Martian “Weather Satellite” Has Dust in its Eye

Any allergy sufferer will tell you that dust can be a killer. But those dust bunnies under the couch have nothing on the planet-wide storms that periodically engulf Mars in late spring and early summer.


—Image courtesy NASA, J. Ball (Cornell), M. Wolff (SSI), and the Hubble Heritage Team (STScI/AURA)

Such storms are kind of a big deal to the twin Mars rovers Spirit and Opportunity, which rely on well-lit solar panels to keep themselves running.

A couple summers ago, dust blocked more than 99 percent of direct sunlight reaching the rovers and nearly spelled doom for the plucky robots, which have been toiling away on Mars since 2001.


To try and stay ahead of the curve, the rovers each point a camera toward the sun every day to check for atmospheric clarity, allowing researchers on Earth to adjust the bots’ power needs.

Spirit goes into stealth mode?

—Image courtesy NASA/JPL-Caltech/ Cornell

The rovers get some extra help from the Mars Reconnaissance Orbiter, which—among its many talents—can act like a weather satellite and track dust storms from the sky.

“We can identify where dust is rising into the atmosphere and where it is moving from day to day,” Michael Malin of Malin Space Science Systems, which operates one of the orbiter’s cameras, said in a NASA statement.

Such knowledge is key, as science missions can get interrupted or delayed if there’s even a hint that an oncoming storm will drain power reserves.

The orbiter’s “weather reports” in recent weeks “have let us be more aggressive about using the rovers,” Mark Lemmon, a rover-team atmospheric scientist, said in the statement.

“There have been fewer false alarms. Earlier in the mission, we backed off a lot on operations whenever we saw a small increase in dust. Now, we have enough information to know whether there’s really a significant dust storm headed our way.”

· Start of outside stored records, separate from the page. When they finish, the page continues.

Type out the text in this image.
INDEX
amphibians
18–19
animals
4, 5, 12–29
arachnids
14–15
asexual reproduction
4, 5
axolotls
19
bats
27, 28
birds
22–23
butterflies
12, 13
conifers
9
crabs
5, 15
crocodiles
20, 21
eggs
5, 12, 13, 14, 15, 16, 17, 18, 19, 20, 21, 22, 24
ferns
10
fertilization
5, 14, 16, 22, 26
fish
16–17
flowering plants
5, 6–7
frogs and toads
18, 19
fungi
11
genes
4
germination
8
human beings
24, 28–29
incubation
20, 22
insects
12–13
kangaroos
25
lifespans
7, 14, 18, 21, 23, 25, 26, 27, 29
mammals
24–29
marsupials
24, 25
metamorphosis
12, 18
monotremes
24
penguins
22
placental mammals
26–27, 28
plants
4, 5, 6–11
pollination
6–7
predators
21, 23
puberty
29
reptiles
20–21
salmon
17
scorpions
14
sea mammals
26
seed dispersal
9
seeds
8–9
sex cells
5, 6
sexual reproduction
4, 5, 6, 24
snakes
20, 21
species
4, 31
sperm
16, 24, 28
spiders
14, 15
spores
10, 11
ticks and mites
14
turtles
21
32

—Image courtesy NASA/JPL-Caltech/MSSS

The latest composite image shows almost the whole globe, with billowing clouds of dust being lifted into the air by a storm near the south polar ice cap. (The blurry bits running vertical in the image aren’t dust, fyi, but an effect of the camera’s viewing geometry.)

Luckily the same wild winds that churn up the occasional dust storm also help clean particles that accumulate on the rover’s solar panels. According to NASA, the rovers would have died years ago from dusty buildup if it wasn’t for these regular wipe-downs.

Bill Nelson, the rovers’ engineering chief, said that this spring “we’re all hoping we’ll get another good cleaning.”